Alright, Superman’s gotten enough of the spotlight, I know what you’re all thinking, “What about Eradicator?” Well, you’re in luck because he had TWO appearances this month! Technically, he shows up as a shadowy silhouette in the very last panel of Hawkman #5 by John Ostrander and Steve Lieber, I’ll explain what’s going on next time, though I did chuckle because, even though this issue is on the DC app, I have it in my collection because Lieber came to sign at my beloved JC’s Comic Shop around that time. Erad had a more substantial showing in Outsiders #3 by James W. Barr and Paul Pelletier. In this one, he appears about halfway through and starts fighting the team he will eventually join. Along the way, he rips Faust’s arm off, but then decides that they are innocent because…they tell him so. With that, he agrees to join them.

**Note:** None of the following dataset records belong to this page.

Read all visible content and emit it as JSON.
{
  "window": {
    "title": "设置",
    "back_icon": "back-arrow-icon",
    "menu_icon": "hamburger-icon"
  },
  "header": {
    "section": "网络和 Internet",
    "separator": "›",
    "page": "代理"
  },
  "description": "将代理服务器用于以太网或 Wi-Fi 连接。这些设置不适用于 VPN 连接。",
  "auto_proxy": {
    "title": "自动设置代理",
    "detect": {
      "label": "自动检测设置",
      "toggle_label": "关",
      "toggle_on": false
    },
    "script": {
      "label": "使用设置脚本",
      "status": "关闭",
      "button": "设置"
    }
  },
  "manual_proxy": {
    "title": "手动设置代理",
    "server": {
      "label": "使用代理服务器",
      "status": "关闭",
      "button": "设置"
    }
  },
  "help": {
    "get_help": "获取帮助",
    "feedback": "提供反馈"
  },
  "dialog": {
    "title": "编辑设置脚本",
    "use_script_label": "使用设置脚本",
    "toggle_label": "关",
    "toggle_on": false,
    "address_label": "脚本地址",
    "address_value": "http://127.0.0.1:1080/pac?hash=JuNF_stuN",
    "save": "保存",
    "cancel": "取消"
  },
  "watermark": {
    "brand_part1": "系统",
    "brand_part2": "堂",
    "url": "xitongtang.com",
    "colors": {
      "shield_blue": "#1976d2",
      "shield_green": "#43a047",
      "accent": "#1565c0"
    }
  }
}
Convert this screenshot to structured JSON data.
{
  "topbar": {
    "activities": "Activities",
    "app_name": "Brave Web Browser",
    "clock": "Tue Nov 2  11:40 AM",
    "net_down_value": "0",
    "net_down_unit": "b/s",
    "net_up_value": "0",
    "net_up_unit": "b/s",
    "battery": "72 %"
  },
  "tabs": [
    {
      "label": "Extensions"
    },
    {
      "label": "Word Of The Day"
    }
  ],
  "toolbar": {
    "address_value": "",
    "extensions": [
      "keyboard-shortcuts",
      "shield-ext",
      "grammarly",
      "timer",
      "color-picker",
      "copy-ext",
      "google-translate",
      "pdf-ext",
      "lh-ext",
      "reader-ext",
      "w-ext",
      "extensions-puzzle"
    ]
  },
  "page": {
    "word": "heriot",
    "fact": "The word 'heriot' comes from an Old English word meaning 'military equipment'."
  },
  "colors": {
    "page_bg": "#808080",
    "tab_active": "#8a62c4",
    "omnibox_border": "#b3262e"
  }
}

In the last Unshelved, I mentioned a Superman spinoff limited series that launched at the end of 1993 that carried through until April 1994, but it can be summed up pretty well. I had never heard of S.T.A.R. Corps by Dan Vado and Norman Felchle before I started researching this project and part of the reason for that is that the characters debuting in this six-issue series essentially never appeared again. The idea is that one division of S.T.A.R. Labs decided to run its entire computer system through an AI developed for a video game that turned out to be an alien consciousness. Its wild experiments resulted in a number of different super beings.
This series — which is not on DC Universe Infinite, so I had to buy it on eBay — is actually pretty cool and weird in the same way that 90s Computer Movies are. The problem — beyond knowing that these characters go nowhere — is that Vado spends most of the run introducing each character which means you don’t get a larger sense of the group or even the threat until the last minute. Superman shows up in the first episode and Kitty “Rampage” Faulkner is a major part of the series, so there are Super connections, but the whole time I was asking myself why this book didn’t star our guy Eradicator! Basically, it’s got some cool sci-fi ideas, but they just don’t go anywhere, which is a bummer.
While January may have been a bit tame, February 1994 keeps the main Superman titles going while also introducing the first issues of the Supergirl mini as well as the Superboy and Steel ongoings, plus another Outsiders appearance for Eradicator and a trio of guest appearances from the Super family!